Fresh evidence has emerged that the Department for Work and Pensions (DWP) has refused to allow benefit claimants to communicate via email, despite its claims that it allows disabled people with “valid reasons” to do so.
Last week, one disabled PIP claimant, Mark Lucas, told how he was taking legal action against DWP for refusing to allow him to communicate with its civil servants via email as a reasonable adjustment under the Equality Act.
DWP insisted in its response that “claimants are entitled to request to receive all communications from the department by email on the grounds of disability under the Equality Act 2010“.
But after Lucas’s story was published, other disabled people have come forward to cast doubt on that response, and have described how DWP has refused to let them deal with their benefit claims by email.

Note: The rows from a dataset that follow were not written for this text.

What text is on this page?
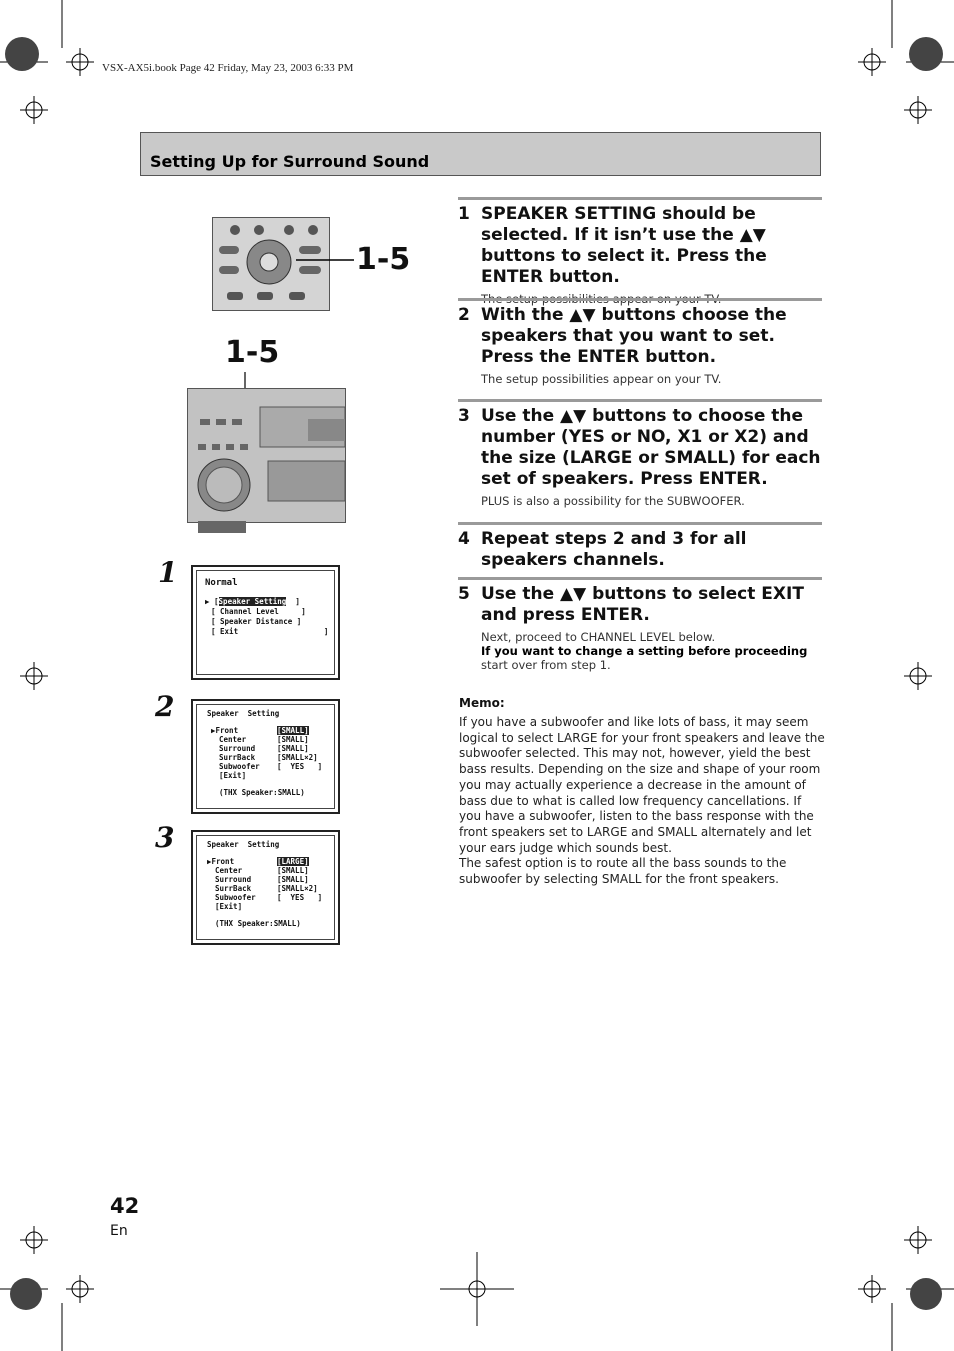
VSX-AX5i.book Page 42 Friday, May 23, 2003 6:33 PM
Setting Up for Surround Sound
1-5
1-5
1
2
3
Normal
▶ [Speaker Setting ]
[ Channel Level     ]
[ Speaker Distance ]
[ Exit                   ]
Speaker  Setting
▶Front
Center
Surround
SurrBack
Subwoofer
[Exit]
[SMALL]
[SMALL]
[SMALL]
[SMALL×2]
[  YES   ]
(THX Speaker:SMALL)
Speaker  Setting
▶Front
Center
Surround
SurrBack
Subwoofer
[Exit]
[LARGE]
[SMALL]
[SMALL]
[SMALL×2]
[  YES   ]
(THX Speaker:SMALL)
1 SPEAKER SETTING should be selected. If it isn’t use the ▲▼ buttons to select it. Press the ENTER button.
The setup possibilities appear on your TV.
2 With the ▲▼ buttons choose the speakers that you want to set. Press the ENTER button.
The setup possibilities appear on your TV.
3 Use the ▲▼ buttons to choose the number (YES or NO, X1 or X2) and the size (LARGE or SMALL) for each set of speakers. Press ENTER.
PLUS is also a possibility for the SUBWOOFER.
4 Repeat steps 2 and 3 for all speakers channels.
5 Use the ▲▼ buttons to select EXIT and press ENTER.
Next, proceed to CHANNEL LEVEL below.
If you want to change a setting before proceeding
start over from step 1.
Memo:
If you have a subwoofer and like lots of bass, it may seem logical to select LARGE for your front speakers and leave the subwoofer selected. This may not, however, yield the best bass results. Depending on the size and shape of your room you may actually experience a decrease in the amount of bass due to what is called low frequency cancellations. If you have a subwoofer, listen to the bass response with the front speakers set to LARGE and SMALL alternately and let your ears judge which sounds best.
The safest option is to route all the bass sounds to the subwoofer by selecting SMALL for the front speakers.
42
En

One claimant, disabled campaigner Graham Kirwan, who represents Dudley Centre for Inclusive Living on accessible information issues, told Disability News Service (DNS) that DWP paid him £1,700 damages to settle his claim against the department for refusing to communicate with him by email over his personal independence payment (PIP) claim.

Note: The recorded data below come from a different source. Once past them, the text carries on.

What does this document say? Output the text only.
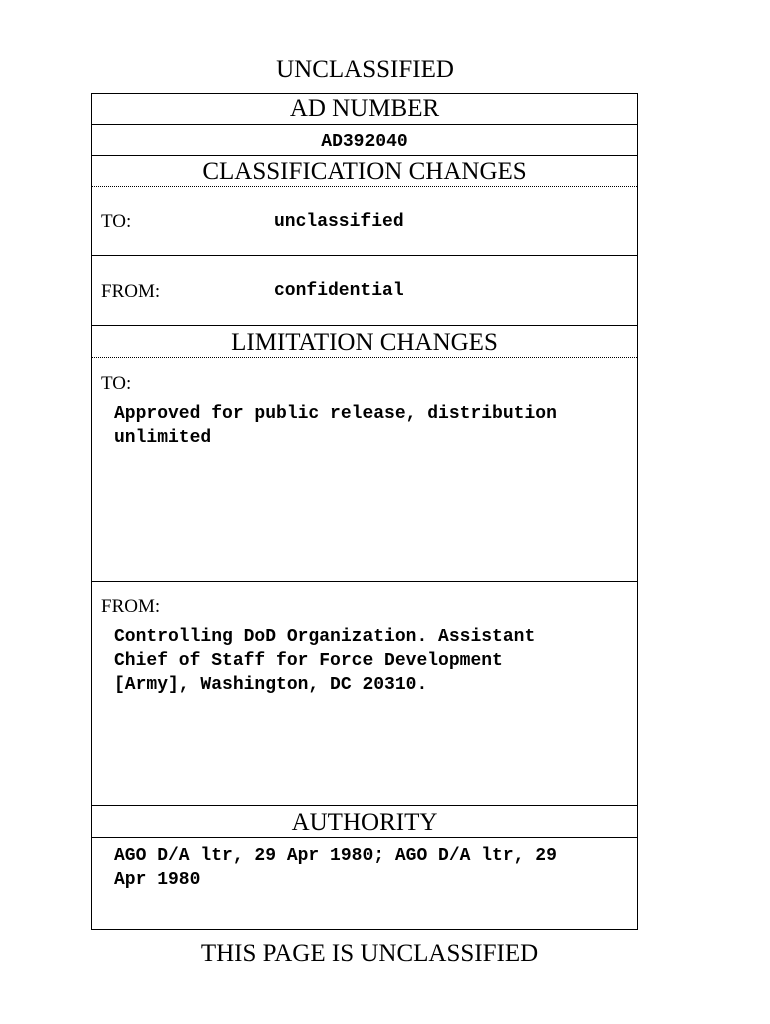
UNCLASSIFIED
AD NUMBER
AD392040
CLASSIFICATION CHANGES
TO:	unclassified
FROM:	confidential
LIMITATION CHANGES
TO:
Approved for public release, distribution
unlimited
FROM:
Controlling DoD Organization. Assistant
Chief of Staff for Force Development
[Army], Washington, DC 20310.
AUTHORITY
AGO D/A ltr, 29 Apr 1980; AGO D/A ltr, 29
Apr 1980
THIS PAGE IS UNCLASSIFIED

In settling the case, which Kirwan took himself as a “litigant in person”, DWP admitted that it had failed to make reasonable adjustments for him, stating: “The Department accepts that it has not sent you communications in your required format and that it has taken an unreasonably long time to agree and make the reasonable adjustments you have requested.”
Kirwan had previously been a long-term claimant of disability living allowance (DLA), but had his payments suspended when he failed to respond to letters asking him to apply for PIP, its working-age replacement, letters that he says he never received and that would not have been accessible to him anyway.
Kirwan, who is partially-sighted, has computer software that can magnify text, but it does not usually work with scanned or PDF documents.